BKVN diagnosis was also associated with an increased incidence of acute rejection (19% versus 3%, P = 0.003). Allograft rejection could result both from the appearance of de novo DSA which remains a risk factor for subsequent AMR [11], but also from the inflammatory infiltrate in response to BKV cytopathic effect, and which can overlap with T-cell mediated antibody rejection [38]. Patients with late rejection diagnosis had an increased risk for graft loss, which is concordant with data from other studies [39]. Other risk factors for graft loss following BKVN have been identified such as the extant of viral burden and viremia, and the recently proposed PVN score [39,40,41].
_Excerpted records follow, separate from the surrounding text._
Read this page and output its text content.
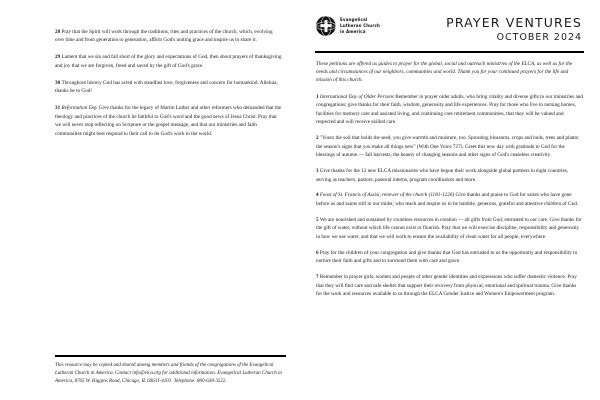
28 Pray that the Spirit will work through the traditions, rites and practices of the church, which, evolving over time and from generation to generation, affirm God's uniting grace and inspire us to share it.

29 Lament that we sin and fall short of the glory and expectations of God, then shout prayers of thanksgiving and joy that we are forgiven, freed and saved by the gift of God's grace.

30 Throughout history God has acted with steadfast love, forgiveness and concern for humankind. Alleluia, thanks be to God!

31 Reformation Day Give thanks for the legacy of Martin Luther and other reformers who demanded that the theology and practices of the church be faithful to God's word and the good news of Jesus Christ. Pray that we will never stop reflecting on Scripture or the gospel message, and that our ministries and faith communities might best respond to their call to do God's work in the world.

This resource may be copied and shared among members and friends of the congregations of the Evangelical Lutheran Church in America. Contact info@elca.org for additional information. Evangelical Lutheran Church in America, 8765 W. Higgins Road, Chicago, IL 60631-4101. Telephone: 800-638-3522.
Evangelical
Lutheran Church
in America
PRAYER VENTURES
OCTOBER 2024
These petitions are offered as guides to prayer for the global, social and outreach ministries of the ELCA, as well as for the needs and circumstances of our neighbors, communities and world. Thank you for your continued prayers for the life and mission of this church.

1 International Day of Older Persons Remember in prayer older adults, who bring vitality and diverse gifts to our ministries and congregations; give thanks for their faith, wisdom, generosity and life experiences. Pray for those who live in nursing homes, facilities for memory care and assisted living, and continuing care retirement communities, that they will be valued and respected and will receive skilled care.

2 "Yours the soil that holds the seed, you give warmth and moisture, too. Sprouting blossoms, crops and buds, trees and plants: the season's signs that you make all things new" (With One Voice 727). Greet this new day with gratitude to God for the blessings of autumn — fall harvests, the beauty of changing seasons and other signs of God's ceaseless creativity.

3 Give thanks for the 13 new ELCA missionaries who have begun their work alongside global partners in eight countries, serving as teachers, pastors, pastoral interns, program coordinators and more.

4 Feast of St. Francis of Assisi, renewer of the church (1181-1226) Give thanks and praise to God for saints who have gone before us and saints still in our midst, who teach and inspire us to be humble, generous, grateful and attentive children of God.

5 We are nourished and sustained by countless resources in creation — all gifts from God, entrusted to our care. Give thanks for the gift of water, without which life cannot exist or flourish. Pray that we will exercise discipline, responsibility and generosity in how we use water, and that we will work to ensure the availability of clean water for all people, everywhere.

6 Pray for the children of your congregation and give thanks that God has entrusted to us the opportunity and responsibility to nurture their faith and gifts and to surround them with care and grace.

7 Remember in prayer girls, women and people of other gender identities and expressions who suffer domestic violence. Pray that they will find care and safe shelter that support their recovery from physical, emotional and spiritual trauma. Give thanks for the work and resources available to us through the ELCA Gender Justice and Women's Empowerment program.
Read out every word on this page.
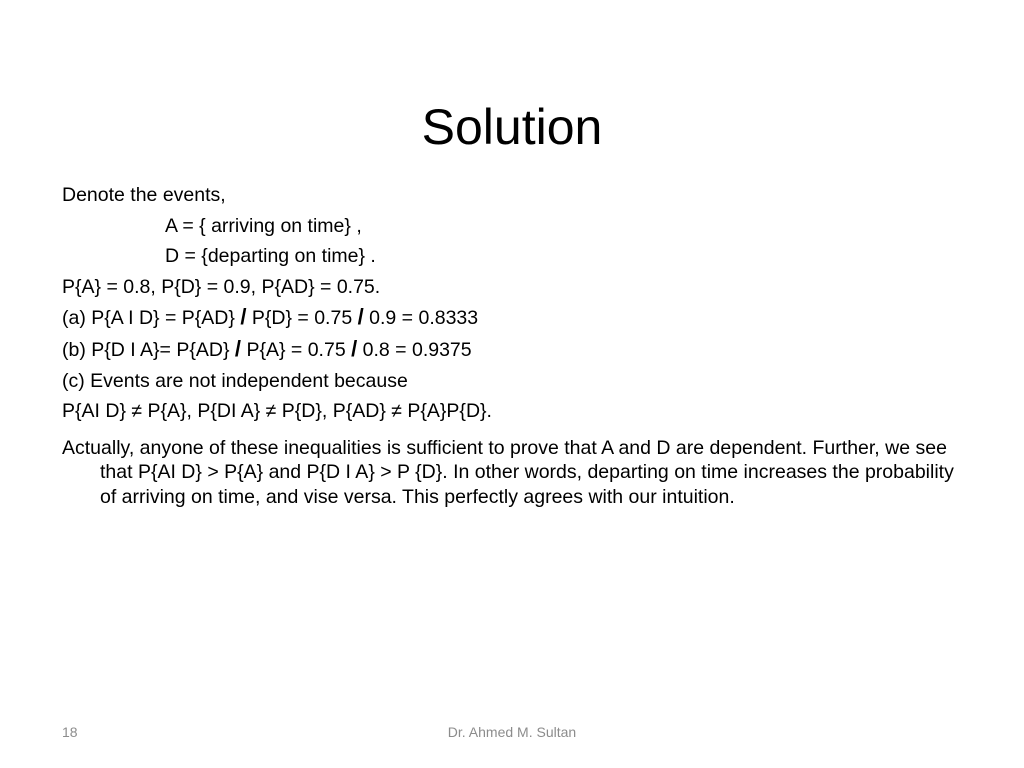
Solution
Denote the events,
A = { arriving on time} ,
D = {departing on time} .
P{A} = 0.8, P{D} = 0.9, P{AD} = 0.75.
(a) P{A I D} = P{AD} / P{D} = 0.75 / 0.9 = 0.8333
(b) P{D I A}= P{AD} / P{A} = 0.75 / 0.8 = 0.9375
(c) Events are not independent because
P{AI D} ≠ P{A}, P{DI A} ≠ P{D}, P{AD} ≠ P{A}P{D}.
Actually, anyone of these inequalities is sufficient to prove that A and D are dependent. Further, we see that P{AI D} > P{A} and P{D I A} > P {D}. In other words, departing on time increases the probability of arriving on time, and vise versa. This perfectly agrees with our intuition.
18	Dr. Ahmed M. Sultan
Our study has a number of limitations. First, due to the relatively low number of kidney transplants performed in our center each year, cases and controls could not be paired on the basis of the number of immunosuppressive drugs, types and dosages (in addition to the other matching criteria), although this would have been most relevant. Second, we conducted a single-center study and due to homogeneous immunosuppression protocols among the study population, we could not evaluate the potential impact of the different immunosuppressants on the occurrence of BKVN. Moreover, in our cohort, most cases had an elevated c-PRA score leading physicians to slowly reduce immunosuppressants to avoid acute rejection episodes. As a consequence, MMF was not immediately put on hold and frequently replaced first by azathioprine, a practice that may differ from other centers. Overall, this limits the generalizability of our results to other transplant units using different immunosuppressive regimens, such as lower ATG doses or different antiproliferative drug use. Third, our statistical analysis lack sufficient power due to missing data in patients’ files and the small number of cases, as we included only biopsy-proven cases of BKVN. Fourth, due to the long duration of the study period, there were modifications regarding the protocols of immunosuppression and BKV monitoring. Finally, by selecting controls that never developed BKV infection during the entire observation period (rather than by the index date), the worse impact of BKVN on outcomes such as return to dialysis or graft failure this may be overestimated, due to a more ‘favorable’ control group. Complementary studies with time varying analysis on the whole cohort of KT patients could help to further explore the relationship between BKVN and clinical outcomes.

Conclusion

In conclusion, we identify lymphopenia below 500/mm3 and corticosteroid maintenance therapy above 7.5 mg/day as significant risk factors for BKVN diagnosis following KT, and show a higher incidence of acute rejection and return to dialysis following BKVN. These results emphasize the need for reinforced preventive strategies for BKV detection in at-risk patients, and careful monitoring to preserve long-term graft function.